New Residential Infill Strategy

New Residential Infill Strategy

The City of Winnipeg is developing its new residential infill strategy. Winnipeggers who live in one of the City’s older neighbourhoods or who plan on moving to the City within the next few years should understand what this means to them. What’s more, if you live in Winnipeg, you can have your say and influence the strategy. We’re getting a bit ahead of ourselves, though, so let’s start by explaining exactly what residential infill is.

What Is Residential Infill?

Urban planning is complex. The difficulties inherent in urban planning are particularly obvious in a city like Winnipeg where much of the infrastructure wasn’t planned from the top down. What’s more, our City, like most cities on the Prairies, was developed with a mentality of almost infinite space; large, wide houses spread out in order to maximize the size of our yards. That’s problematic from the perspective of municipal governments. The further apart your citizens live and the more widely spread your residential developments, the harder it is to get essential services to your citizens. Fire halls, police stations, utilities -  the more centralized everything is, the better. Given that service providers almost always aspire to be centrally located (it makes it easier to get around the City), you might even find your furnace company or appliance repair service will arrive quicker than you’d thought. 

The scenario in which everything develops away from the centre is known as urban sprawl and it has a lot of negative consequences. Residential infill is a bid to fix these problems (impact fees are another). In short, it’s the process of building new residential developments in well-established neighbourhoods instead of developing new neighbourhoods away from the city’s centre. 

What Are The Advantages Of Infill?

As we already discussed in brief, the main advantage of infill is to the municipality itself - in other words, the City of Winnipeg’s pocketbook.
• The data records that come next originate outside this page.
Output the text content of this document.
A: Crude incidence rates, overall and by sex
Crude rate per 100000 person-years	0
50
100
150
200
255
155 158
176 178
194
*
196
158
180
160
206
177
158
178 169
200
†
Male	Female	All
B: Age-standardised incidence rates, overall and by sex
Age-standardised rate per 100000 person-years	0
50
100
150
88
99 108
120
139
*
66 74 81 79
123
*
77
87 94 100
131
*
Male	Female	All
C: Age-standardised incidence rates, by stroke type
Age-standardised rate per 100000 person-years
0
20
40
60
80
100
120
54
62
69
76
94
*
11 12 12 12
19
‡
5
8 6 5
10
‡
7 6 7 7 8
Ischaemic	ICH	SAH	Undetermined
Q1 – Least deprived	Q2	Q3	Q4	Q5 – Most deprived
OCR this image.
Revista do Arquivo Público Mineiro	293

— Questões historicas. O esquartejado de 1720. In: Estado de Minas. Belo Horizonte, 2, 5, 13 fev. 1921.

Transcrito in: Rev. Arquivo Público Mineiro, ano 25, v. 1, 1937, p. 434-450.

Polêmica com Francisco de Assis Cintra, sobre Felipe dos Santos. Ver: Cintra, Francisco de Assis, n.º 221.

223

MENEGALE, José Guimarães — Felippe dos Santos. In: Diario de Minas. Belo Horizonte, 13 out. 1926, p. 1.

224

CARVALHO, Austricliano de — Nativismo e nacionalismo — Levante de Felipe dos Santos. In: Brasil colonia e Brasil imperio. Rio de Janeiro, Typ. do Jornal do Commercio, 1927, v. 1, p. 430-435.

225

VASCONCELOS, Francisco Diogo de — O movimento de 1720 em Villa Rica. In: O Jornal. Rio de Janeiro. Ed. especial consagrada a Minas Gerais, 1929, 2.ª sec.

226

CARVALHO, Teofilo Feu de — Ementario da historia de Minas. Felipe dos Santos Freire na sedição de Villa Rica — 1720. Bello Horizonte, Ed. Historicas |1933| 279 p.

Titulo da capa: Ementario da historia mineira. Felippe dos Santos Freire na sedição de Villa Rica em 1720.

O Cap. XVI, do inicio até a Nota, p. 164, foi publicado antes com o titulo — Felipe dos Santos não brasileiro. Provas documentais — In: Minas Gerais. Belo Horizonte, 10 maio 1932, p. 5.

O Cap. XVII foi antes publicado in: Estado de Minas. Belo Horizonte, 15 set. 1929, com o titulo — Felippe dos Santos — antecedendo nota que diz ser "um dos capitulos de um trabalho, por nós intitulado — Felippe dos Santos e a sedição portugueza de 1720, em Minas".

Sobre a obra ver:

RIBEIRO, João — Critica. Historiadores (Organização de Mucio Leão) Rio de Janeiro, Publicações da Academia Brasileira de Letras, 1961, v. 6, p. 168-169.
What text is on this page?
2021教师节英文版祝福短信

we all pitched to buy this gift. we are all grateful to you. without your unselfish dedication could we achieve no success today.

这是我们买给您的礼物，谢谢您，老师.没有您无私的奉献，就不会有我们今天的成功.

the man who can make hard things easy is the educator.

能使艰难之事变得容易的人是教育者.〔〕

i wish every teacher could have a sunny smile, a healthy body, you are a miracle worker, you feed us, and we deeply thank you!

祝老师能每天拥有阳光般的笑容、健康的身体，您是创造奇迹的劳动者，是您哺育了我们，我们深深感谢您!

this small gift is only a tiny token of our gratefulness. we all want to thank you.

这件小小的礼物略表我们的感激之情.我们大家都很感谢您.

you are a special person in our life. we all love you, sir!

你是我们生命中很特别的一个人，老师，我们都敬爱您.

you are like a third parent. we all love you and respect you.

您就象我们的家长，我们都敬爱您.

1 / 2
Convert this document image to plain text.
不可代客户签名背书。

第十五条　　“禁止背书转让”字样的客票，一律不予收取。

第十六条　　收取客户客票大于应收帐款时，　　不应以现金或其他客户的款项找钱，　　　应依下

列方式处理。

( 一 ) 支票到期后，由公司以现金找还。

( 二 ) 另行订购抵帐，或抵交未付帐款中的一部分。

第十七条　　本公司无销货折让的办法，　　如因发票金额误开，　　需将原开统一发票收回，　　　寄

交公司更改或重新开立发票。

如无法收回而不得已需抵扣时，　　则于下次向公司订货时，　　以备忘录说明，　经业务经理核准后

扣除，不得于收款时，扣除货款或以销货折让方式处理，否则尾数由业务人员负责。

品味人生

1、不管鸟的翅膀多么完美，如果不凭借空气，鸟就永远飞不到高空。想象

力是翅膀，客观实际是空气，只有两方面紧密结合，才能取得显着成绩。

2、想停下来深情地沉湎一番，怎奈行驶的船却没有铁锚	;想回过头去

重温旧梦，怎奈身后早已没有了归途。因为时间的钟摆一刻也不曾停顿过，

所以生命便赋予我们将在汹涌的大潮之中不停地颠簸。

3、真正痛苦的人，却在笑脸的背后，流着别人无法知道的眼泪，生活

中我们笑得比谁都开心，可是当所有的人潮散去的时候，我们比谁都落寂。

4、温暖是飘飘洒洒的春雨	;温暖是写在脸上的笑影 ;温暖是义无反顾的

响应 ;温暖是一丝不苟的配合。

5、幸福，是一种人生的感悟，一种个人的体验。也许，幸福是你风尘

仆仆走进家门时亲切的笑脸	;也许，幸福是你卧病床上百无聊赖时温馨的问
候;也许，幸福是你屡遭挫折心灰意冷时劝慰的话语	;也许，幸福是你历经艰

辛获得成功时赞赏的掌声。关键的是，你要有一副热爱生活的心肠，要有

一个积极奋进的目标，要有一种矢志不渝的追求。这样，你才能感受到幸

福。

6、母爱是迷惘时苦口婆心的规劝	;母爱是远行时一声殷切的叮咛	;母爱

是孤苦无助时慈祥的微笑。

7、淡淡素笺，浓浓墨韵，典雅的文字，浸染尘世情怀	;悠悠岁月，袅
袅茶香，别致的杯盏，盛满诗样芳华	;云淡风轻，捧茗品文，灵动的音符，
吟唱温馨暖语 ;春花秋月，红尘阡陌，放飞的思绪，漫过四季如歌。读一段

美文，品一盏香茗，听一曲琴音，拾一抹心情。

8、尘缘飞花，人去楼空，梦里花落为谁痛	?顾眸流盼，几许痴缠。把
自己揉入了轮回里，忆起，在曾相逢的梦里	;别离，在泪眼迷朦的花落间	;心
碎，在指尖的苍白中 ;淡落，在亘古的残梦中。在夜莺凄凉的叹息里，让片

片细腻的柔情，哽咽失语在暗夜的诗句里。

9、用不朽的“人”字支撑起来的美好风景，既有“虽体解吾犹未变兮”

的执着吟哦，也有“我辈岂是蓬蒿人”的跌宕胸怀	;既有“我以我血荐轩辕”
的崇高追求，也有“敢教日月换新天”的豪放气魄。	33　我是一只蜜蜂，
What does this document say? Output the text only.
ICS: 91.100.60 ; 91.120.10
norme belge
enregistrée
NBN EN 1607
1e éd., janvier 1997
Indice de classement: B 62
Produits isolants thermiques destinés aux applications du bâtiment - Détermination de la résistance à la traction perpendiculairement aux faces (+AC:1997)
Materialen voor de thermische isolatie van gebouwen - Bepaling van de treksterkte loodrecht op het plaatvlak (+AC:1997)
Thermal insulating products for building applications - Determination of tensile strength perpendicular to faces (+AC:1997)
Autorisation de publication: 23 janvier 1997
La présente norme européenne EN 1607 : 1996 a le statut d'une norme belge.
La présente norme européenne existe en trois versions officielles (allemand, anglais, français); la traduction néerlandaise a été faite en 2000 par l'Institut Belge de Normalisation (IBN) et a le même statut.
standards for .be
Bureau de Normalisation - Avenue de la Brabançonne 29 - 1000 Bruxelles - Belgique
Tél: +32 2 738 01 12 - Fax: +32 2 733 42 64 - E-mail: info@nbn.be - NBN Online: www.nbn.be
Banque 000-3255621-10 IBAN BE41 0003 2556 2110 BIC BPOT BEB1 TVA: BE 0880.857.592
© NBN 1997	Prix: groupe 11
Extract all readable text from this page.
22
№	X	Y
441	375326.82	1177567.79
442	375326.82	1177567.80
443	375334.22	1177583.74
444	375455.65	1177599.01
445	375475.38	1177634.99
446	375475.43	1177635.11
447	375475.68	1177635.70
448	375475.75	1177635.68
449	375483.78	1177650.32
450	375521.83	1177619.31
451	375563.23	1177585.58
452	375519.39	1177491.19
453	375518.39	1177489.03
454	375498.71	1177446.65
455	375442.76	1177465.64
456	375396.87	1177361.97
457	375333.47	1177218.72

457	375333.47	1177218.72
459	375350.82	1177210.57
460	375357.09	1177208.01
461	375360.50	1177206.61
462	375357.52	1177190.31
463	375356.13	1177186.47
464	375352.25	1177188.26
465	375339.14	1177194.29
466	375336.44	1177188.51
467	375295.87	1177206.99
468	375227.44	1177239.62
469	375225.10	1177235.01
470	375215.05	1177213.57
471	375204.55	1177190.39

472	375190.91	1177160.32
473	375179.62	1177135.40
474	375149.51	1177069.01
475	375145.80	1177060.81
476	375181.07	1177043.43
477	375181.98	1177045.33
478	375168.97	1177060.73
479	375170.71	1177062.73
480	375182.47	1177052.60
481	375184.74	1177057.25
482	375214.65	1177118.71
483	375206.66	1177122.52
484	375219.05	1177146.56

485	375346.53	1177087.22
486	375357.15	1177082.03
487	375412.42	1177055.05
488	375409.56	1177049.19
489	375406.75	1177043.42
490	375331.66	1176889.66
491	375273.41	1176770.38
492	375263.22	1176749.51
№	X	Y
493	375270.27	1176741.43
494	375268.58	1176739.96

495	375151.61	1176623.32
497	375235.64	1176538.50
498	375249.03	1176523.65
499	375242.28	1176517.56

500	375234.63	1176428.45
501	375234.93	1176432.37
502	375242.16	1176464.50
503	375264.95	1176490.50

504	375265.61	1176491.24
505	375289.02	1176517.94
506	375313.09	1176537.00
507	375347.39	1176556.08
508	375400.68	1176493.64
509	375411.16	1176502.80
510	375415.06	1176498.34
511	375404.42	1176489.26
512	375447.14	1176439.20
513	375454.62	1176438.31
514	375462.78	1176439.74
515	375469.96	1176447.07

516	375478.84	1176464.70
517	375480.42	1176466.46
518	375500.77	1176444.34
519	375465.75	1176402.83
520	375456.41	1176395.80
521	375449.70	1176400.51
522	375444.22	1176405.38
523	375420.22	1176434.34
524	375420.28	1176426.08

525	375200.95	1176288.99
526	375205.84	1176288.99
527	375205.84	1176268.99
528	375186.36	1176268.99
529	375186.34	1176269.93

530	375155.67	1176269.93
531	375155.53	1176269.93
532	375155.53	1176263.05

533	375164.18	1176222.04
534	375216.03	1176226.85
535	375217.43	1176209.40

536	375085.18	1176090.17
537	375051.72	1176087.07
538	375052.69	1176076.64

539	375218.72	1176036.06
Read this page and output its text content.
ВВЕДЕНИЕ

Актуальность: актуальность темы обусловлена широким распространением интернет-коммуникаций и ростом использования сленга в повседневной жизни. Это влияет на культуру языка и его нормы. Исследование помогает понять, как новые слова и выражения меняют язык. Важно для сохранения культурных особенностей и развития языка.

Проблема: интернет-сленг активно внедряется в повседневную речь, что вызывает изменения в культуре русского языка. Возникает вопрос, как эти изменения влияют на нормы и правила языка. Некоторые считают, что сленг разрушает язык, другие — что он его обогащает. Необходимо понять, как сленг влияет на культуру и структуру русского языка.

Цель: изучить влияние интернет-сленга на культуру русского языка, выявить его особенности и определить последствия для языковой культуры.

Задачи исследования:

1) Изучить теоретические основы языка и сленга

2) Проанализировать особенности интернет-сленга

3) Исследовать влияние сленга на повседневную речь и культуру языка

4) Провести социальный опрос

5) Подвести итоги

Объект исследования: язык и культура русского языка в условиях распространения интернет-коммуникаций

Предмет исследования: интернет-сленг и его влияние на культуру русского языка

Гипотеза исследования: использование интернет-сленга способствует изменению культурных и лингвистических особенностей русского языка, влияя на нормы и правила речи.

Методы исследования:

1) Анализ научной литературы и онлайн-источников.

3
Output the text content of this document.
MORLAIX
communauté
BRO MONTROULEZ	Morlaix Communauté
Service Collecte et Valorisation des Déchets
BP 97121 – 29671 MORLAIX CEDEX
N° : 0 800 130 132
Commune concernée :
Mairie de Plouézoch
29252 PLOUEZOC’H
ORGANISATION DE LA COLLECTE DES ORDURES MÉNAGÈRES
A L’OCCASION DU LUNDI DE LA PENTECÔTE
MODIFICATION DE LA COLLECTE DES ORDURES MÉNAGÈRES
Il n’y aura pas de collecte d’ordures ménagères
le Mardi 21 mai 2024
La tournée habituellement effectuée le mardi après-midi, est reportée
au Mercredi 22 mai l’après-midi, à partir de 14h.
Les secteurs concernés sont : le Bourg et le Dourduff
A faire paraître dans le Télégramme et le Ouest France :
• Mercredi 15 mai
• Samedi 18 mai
They have to invest less in building new infrastructure, be it roads, powerlines, or water treatment. That frees up funds that would be spent on construction workers, electricians, and engineers. These resources can be used elsewhere, the funds can be reallocated, or municipal fees and taxes can be reduced.

There are also advantages to the citizens - the lower taxes we just mentioned is one of them. A more dense city means more Winnipeggers will walk or bike to work, helping people stay healthy and freeing up roads. 

What Are The Disadvantages Of Infill?

Infill, when done improperly, can cause a number of problems. When single-family units are replaced with multi-family units, it can change the look of a neighbourhood. Many Winnipeggers have already begun complaining about “tall, skinny houses” that block sunlight and don’t leave any space for the big yards many of us have grown to love. Improper planning can also lead to congested roads and sidewalks in the infilled neighbourhoods, as their population grows while space remains the same. 

What Is Infill Planning?

Now that we’ve gone over a (very brief) review of what the pros and cons of infill development are, we can look at infill planning itself. Simply put, infill planning is used in order to amplify the pros of residential infill while diminishing the cons. Citizens are consulted, as are urban developers and other professionals, and steps are taken in order to make residential infill more desirable. This might include changing zoning laws, constructing new sidewalks, and limiting the types of construction that can be used on a given plot of land. 

Infill planning is mostly conducted through extensive research and consultation. The City of Winnipeg has four phases of infill planning: immediate, short-term, medium-term, and long-term. Short-term plans might include developing infill design guidelines while medium-term plans include things like tree protection policies. Immediate plans include consultation with Winnipeggers and getting the word out about residential infill. Long-term plans might include plotting out roads and other infrastructure.

Why Should You Care?

Everyone who lives in Winnipeg or plans on living in Winnipeg should care about infill development. Those living in well-established neighbourhoods will be most affected because the layout and look of their neighbourhood could change. There are advantages and disadvantages to population growth in any given neighbourhood but some of the problems that might arise can be addressed by consulting with the City. The tall houses we talked about earlier were brought to the City’s attention by concerned citizens and in response, they moved almost immediately to change zoning laws to prevent this type of building from dominating infill development.

Those living in the suburbs should care, too. Infill development can lead to less congestion on the main arteries of the City. They can also lead to a reduction of taxes or an increase in services as money that would otherwise go to infrastructure for new developments is put to other uses. 

How Can You Get Involved?

Round 1 of public consultation for infill development recently ended. That said, you can still get involved in a number of ways. Round 2 of public consultation, where the City will present design guidelines, among other things, is slated to be held in Winter 2020. Keep an eye on the City of Winnipeg’s website to be a part of those consultations.

You can, of course, get involved without going to formal consultation with the City. Community activism is alive and well here. Join a neighbourhood group and speak with them about the pros and cons of infill development. Discuss a diversity of opinions and see what actions you can take together on issues that matter to you. Get in contact with your neighbourhood’s members of City Council, ask them what they think of the infill strategy and voice your opinions and recommendations. Winnipeg is our City and no matter how you feel about residential infill, it’s your right to have a say.